In the prior approaches described, the goal has been to reduce the number of active binding sites by either pre-loading those sites or by changing the ionic character at those sites such that they are inactive. Thus, it has been considered generally desirable to minimize the number of physical binding sites at the textile surface since a larger number of physical binding sites may provide a greater propensity for interaction and possible binding. In light of this desire to minimize the number of physical binding sites, the use of base textiles incorporating so called “microfibers” in combination with QUAT, chlorine-based or peracetic peroxygen sanitizing and/or disinfecting agents has been avoided. In this regard, it has generally been believed that such microfiber textiles provide an excessive number of binding sites and will therefore bind or inactivate available sanitizing and/or disinfecting agents to an unsatisfactory degree.
In instances where pre-treated microfiber textiles have been used, it has generally been considered desirable to use so called conjugated “split” microfibers formed by a technique in which a large fiber is formed and then split into a plurality of smaller fibers with angled perimeters. Such angled perimeters have been believed to aid in scrubbing ultra fine particles to physically remove harmful bacteria which may grow on surfaces in hospitals, restaurants and similar environments.

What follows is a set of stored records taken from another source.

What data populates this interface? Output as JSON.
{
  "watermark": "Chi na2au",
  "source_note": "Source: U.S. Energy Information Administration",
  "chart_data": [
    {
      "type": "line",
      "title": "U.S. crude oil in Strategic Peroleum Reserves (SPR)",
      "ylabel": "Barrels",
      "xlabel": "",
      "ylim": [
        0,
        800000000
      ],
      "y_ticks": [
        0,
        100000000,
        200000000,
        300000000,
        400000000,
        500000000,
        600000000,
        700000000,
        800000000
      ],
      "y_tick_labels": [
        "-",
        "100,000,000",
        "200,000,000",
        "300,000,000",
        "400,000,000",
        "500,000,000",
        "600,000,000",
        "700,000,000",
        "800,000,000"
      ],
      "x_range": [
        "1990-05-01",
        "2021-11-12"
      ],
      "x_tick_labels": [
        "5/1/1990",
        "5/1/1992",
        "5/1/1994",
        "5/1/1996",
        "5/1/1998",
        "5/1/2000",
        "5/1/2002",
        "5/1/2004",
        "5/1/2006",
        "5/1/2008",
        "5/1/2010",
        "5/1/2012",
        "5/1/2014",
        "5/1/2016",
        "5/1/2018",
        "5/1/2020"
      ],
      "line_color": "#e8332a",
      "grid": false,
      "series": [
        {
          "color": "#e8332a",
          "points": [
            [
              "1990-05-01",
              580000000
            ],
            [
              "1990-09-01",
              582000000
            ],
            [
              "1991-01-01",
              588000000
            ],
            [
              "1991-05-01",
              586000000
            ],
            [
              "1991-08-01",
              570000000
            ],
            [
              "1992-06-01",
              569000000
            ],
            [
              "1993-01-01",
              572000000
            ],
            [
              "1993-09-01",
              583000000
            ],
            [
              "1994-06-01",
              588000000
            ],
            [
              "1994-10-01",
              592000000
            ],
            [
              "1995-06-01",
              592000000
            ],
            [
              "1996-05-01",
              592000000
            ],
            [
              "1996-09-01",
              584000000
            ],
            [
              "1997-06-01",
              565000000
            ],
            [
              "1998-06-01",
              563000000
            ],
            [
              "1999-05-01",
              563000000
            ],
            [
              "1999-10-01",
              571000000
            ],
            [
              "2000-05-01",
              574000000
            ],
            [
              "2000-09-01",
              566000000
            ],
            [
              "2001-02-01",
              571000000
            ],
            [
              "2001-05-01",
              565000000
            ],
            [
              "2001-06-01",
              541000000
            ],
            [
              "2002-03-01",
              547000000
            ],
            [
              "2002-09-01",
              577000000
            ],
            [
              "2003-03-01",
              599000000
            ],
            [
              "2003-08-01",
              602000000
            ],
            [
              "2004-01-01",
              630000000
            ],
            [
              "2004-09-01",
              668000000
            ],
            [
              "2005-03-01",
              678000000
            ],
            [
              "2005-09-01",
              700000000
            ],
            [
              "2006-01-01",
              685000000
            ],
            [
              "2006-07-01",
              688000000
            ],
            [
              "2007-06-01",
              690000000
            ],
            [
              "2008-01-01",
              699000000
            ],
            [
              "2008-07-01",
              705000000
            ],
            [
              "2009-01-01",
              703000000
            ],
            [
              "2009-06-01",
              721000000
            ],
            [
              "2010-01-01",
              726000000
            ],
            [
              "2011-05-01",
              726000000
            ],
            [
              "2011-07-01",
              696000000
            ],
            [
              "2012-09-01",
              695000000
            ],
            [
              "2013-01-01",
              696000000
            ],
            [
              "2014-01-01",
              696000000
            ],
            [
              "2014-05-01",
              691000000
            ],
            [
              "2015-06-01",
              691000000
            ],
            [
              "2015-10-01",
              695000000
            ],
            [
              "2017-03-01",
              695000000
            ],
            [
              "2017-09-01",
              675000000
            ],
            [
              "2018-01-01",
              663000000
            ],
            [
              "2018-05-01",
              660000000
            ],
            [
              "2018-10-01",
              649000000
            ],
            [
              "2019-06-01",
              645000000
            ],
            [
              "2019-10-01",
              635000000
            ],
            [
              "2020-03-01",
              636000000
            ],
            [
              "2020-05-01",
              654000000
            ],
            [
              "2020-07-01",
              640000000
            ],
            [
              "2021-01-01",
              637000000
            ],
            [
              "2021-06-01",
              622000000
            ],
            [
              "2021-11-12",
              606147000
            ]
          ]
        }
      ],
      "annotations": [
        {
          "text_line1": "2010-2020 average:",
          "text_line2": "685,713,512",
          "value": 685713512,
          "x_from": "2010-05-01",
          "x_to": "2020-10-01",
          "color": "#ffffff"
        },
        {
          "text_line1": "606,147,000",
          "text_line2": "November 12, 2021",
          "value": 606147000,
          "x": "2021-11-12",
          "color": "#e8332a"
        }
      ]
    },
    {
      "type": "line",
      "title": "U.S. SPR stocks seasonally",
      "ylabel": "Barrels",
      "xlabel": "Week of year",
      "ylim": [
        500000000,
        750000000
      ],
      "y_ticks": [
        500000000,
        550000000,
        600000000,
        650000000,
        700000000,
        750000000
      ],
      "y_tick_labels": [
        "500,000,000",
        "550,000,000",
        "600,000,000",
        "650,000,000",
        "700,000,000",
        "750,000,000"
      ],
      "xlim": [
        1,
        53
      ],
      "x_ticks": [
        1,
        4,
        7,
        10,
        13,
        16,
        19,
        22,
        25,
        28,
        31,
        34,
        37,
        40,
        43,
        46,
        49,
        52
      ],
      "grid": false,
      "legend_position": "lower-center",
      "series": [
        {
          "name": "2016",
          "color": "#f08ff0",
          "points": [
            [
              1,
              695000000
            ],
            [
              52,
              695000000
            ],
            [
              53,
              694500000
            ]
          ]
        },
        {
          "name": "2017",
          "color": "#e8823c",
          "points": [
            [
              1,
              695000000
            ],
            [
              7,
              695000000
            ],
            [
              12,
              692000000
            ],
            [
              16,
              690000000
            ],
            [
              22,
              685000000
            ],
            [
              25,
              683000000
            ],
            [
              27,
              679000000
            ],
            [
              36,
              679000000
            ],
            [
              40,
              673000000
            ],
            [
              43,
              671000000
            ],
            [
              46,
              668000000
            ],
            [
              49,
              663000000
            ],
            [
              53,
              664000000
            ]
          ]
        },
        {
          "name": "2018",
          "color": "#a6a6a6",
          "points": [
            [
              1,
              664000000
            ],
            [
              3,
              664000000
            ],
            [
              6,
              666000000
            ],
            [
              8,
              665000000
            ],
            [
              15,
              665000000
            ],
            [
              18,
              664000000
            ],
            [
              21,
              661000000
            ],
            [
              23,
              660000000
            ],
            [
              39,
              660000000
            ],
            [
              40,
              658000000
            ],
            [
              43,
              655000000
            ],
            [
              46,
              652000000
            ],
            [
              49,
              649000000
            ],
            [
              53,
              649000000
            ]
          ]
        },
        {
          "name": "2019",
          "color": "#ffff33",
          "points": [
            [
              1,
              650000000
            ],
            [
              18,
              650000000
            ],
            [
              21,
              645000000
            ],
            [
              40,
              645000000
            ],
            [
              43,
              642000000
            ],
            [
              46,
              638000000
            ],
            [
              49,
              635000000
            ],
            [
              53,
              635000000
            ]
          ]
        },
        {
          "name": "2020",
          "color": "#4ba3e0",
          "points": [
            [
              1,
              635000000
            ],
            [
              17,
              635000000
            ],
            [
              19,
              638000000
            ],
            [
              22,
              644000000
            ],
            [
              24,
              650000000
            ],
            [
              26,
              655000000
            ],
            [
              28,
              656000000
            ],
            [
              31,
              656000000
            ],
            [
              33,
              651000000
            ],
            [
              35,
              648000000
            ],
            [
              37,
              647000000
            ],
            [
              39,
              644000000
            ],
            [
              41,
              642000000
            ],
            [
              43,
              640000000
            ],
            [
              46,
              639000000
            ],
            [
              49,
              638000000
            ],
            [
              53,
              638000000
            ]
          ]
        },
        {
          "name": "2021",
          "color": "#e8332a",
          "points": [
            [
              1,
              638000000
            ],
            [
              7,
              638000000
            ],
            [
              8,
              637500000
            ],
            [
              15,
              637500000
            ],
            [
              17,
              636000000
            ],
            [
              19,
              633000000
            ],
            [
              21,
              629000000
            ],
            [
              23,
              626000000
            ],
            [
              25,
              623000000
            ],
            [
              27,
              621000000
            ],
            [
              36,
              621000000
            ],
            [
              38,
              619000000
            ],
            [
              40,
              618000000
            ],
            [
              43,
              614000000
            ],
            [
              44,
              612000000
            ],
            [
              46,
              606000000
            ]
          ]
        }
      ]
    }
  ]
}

In light of the above deficiencies in the known art there is a continuing need for a textile applicator which may incorporate the enhanced cleaning benefit of microfibers without binding or inactivating sanitizing and/or disinfecting agents, including but not limited to, QUATs, chlorine-based and other oxidizing agents and the like and without requiring a cationic or other surface modifying surfactant treatment.